On the other hand, what is a boson-- what is a particle? A particle is an excitation of a field. A particle, a boson, is a ripple in the values of the field.

The Higgs field permeates space. But it is flat. It takes the same value everywhere. The "empty space" in an atom does contain the Higgs field, but it's as far as I know it's all a flat ocean of Higgsness between the electrons.

The "Higgs Boson" we want to find is a ripple in the Higgs field. This ripple could be created in a particle accelerator collision. But the Higgs particle, the ripple, isn't something which is important in physics, I don't think, because it doesn't normally or commonly happen in nature. We want to find the Higgs particle so that we can measure various properties of the Higgs field. But it's the flat field which does all the important physics stuff.

 

[GRB 080319B]

Quote from http://en.wikipedia.org/wiki/Higgs_field#Theoretical_overview: "In essence, this (Higgs) field is analogous to a pool of molasses, that “sticks” to the otherwise massless fundamental particles which travel through the field converting into different particles with mass and form the basis of the atom."

Quote from http://en.wikipedia.org/wiki/Force_carrier: "In the Standard Model the hypothetical Higgs boson, which is needed to account for the masses of fundamental particles, interacts via the weak interaction and Yukawa interactions but is not a force carrier."

You should check out these sites: http://encarta.msn.com/encyclopedia_761562335_3/Elementary_Particles.html#s35
http://en.wikipedia.org/wiki/Higgs_field

 

[nrqed]

[[What I am about to say might be wrong, and doesn't cover the difference between virtual and on-shell particles which I don't understand very well.

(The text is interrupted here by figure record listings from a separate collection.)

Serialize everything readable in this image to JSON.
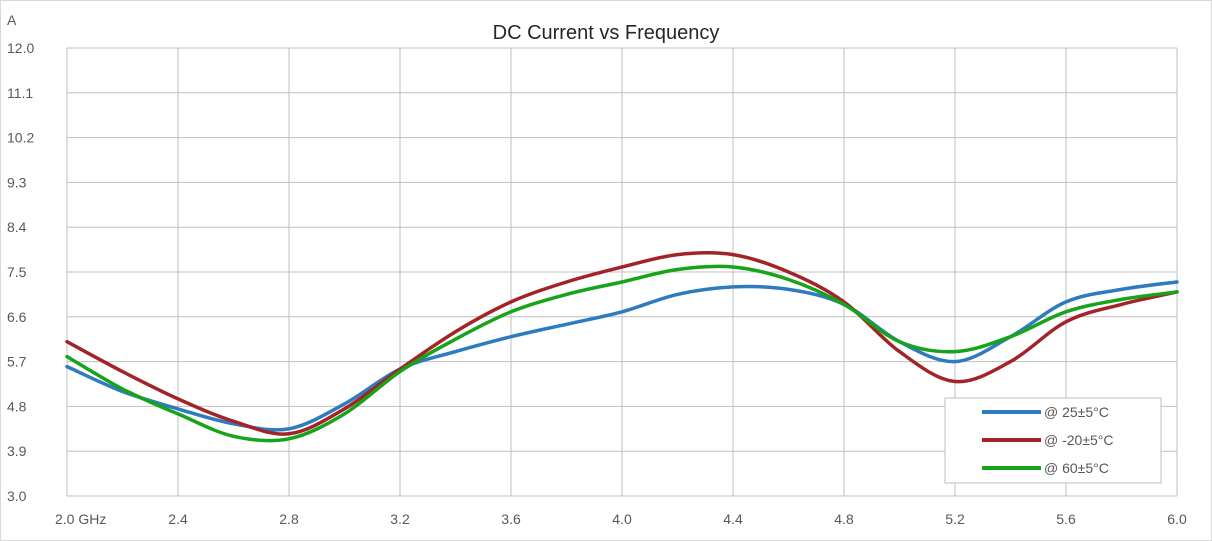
{
  "chart_data": {
    "type": "line",
    "title": "DC Current vs Frequency",
    "y_unit_label": "A",
    "x_first_tick_label": "2.0  GHz",
    "x_ticks": [
      "2.0",
      "2.4",
      "2.8",
      "3.2",
      "3.6",
      "4.0",
      "4.4",
      "4.8",
      "5.2",
      "5.6",
      "6.0"
    ],
    "y_ticks": [
      "3.0",
      "3.9",
      "4.8",
      "5.7",
      "6.6",
      "7.5",
      "8.4",
      "9.3",
      "10.2",
      "11.1",
      "12.0"
    ],
    "xlim": [
      2.0,
      6.0
    ],
    "ylim": [
      3.0,
      12.0
    ],
    "grid": true,
    "legend_position": "bottom-right",
    "series": [
      {
        "name": "@ 25±5°C",
        "color": "#2e7bbf",
        "x": [
          2.0,
          2.2,
          2.4,
          2.6,
          2.8,
          3.0,
          3.2,
          3.4,
          3.6,
          3.8,
          4.0,
          4.2,
          4.4,
          4.6,
          4.8,
          5.0,
          5.2,
          5.4,
          5.6,
          5.8,
          6.0
        ],
        "y": [
          5.6,
          5.1,
          4.75,
          4.45,
          4.35,
          4.85,
          5.55,
          5.9,
          6.2,
          6.45,
          6.7,
          7.05,
          7.2,
          7.15,
          6.85,
          6.1,
          5.7,
          6.2,
          6.9,
          7.15,
          7.3
        ]
      },
      {
        "name": "@ -20±5°C",
        "color": "#a32428",
        "x": [
          2.0,
          2.2,
          2.4,
          2.6,
          2.8,
          3.0,
          3.2,
          3.4,
          3.6,
          3.8,
          4.0,
          4.2,
          4.4,
          4.6,
          4.8,
          5.0,
          5.2,
          5.4,
          5.6,
          5.8,
          6.0
        ],
        "y": [
          6.1,
          5.5,
          4.95,
          4.5,
          4.25,
          4.75,
          5.55,
          6.3,
          6.9,
          7.3,
          7.6,
          7.85,
          7.85,
          7.5,
          6.9,
          5.9,
          5.3,
          5.7,
          6.5,
          6.85,
          7.1
        ]
      },
      {
        "name": "@ 60±5°C",
        "color": "#17a31a",
        "x": [
          2.0,
          2.2,
          2.4,
          2.6,
          2.8,
          3.0,
          3.2,
          3.4,
          3.6,
          3.8,
          4.0,
          4.2,
          4.4,
          4.6,
          4.8,
          5.0,
          5.2,
          5.4,
          5.6,
          5.8,
          6.0
        ],
        "y": [
          5.8,
          5.15,
          4.65,
          4.2,
          4.15,
          4.65,
          5.5,
          6.15,
          6.7,
          7.05,
          7.3,
          7.55,
          7.6,
          7.35,
          6.85,
          6.1,
          5.9,
          6.2,
          6.7,
          6.95,
          7.1
        ]
      }
    ]
  }
}
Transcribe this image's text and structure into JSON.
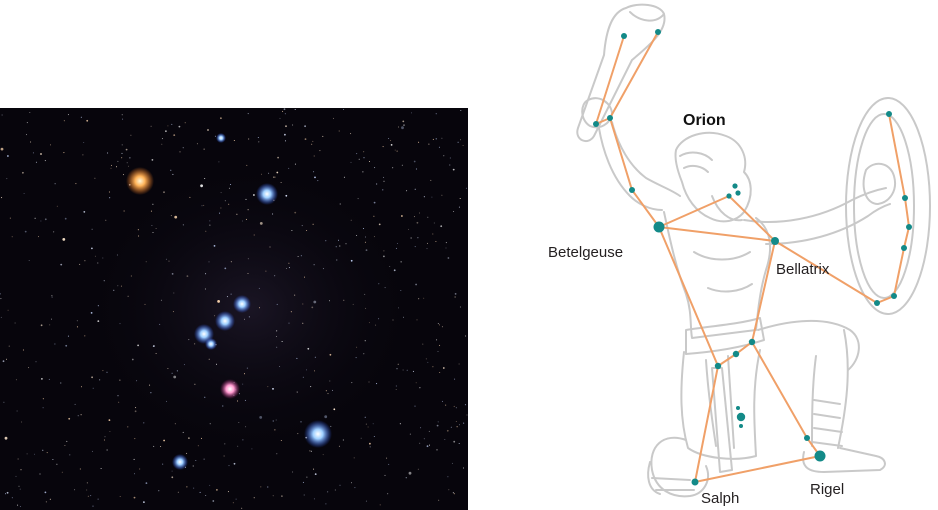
{
  "diagram": {
    "title": "Orion",
    "star_labels": {
      "betelgeuse": "Betelgeuse",
      "bellatrix": "Bellatrix",
      "salph": "Salph",
      "rigel": "Rigel"
    }
  },
  "colors": {
    "photo_background": "#07050c",
    "constellation_line": "#f0a068",
    "star_marker": "#138a88",
    "figure_outline": "#c9c9c9",
    "label_text": "#231f20"
  }
}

Please correct me if I make any mistakes...]]

What is important is to keep in mind the difference between the Higgs field and the Higgs boson.

You sometimes hear that the Higgs field permeates space. It is everywhere. It is between the spaces between electrons in atoms.

But, what is a field? A field is just a series of values, a complex number in the case of the Higgs Boson, tacked to each point in space.

On the other hand, what is a boson-- what is a particle? A particle is an excitation of a field. A particle, a boson, is a ripple in the values of the field.

The Higgs field permeates space. But it is flat. It takes the same value everywhere. The "empty space" in an atom does contain the Higgs field, but it's as far as I know it's all a flat ocean of Higgsness between the electrons.

The "Higgs Boson" we want to find is a ripple in the Higgs field. This ripple could be created in a particle accelerator collision. But the Higgs particle, the ripple, isn't something which is important in physics, I don't think, because it doesn't normally or commonly happen in nature. We want to find the Higgs particle so that we can measure various properties of the Higgs field. But it's the flat field which does all the important physics stuff.

This is a pretty good description of the situation, IMHO.

 

[grosquet]

GRB, thanks for pointing out to me the short, but helpful Wikipedia article on the Higgs boson.
Wish other Wikipedia physics articles were as easy to read by a layman, such as myself. However, the links you provided for "Force carrier" & "encarta" apparenly no longer exist.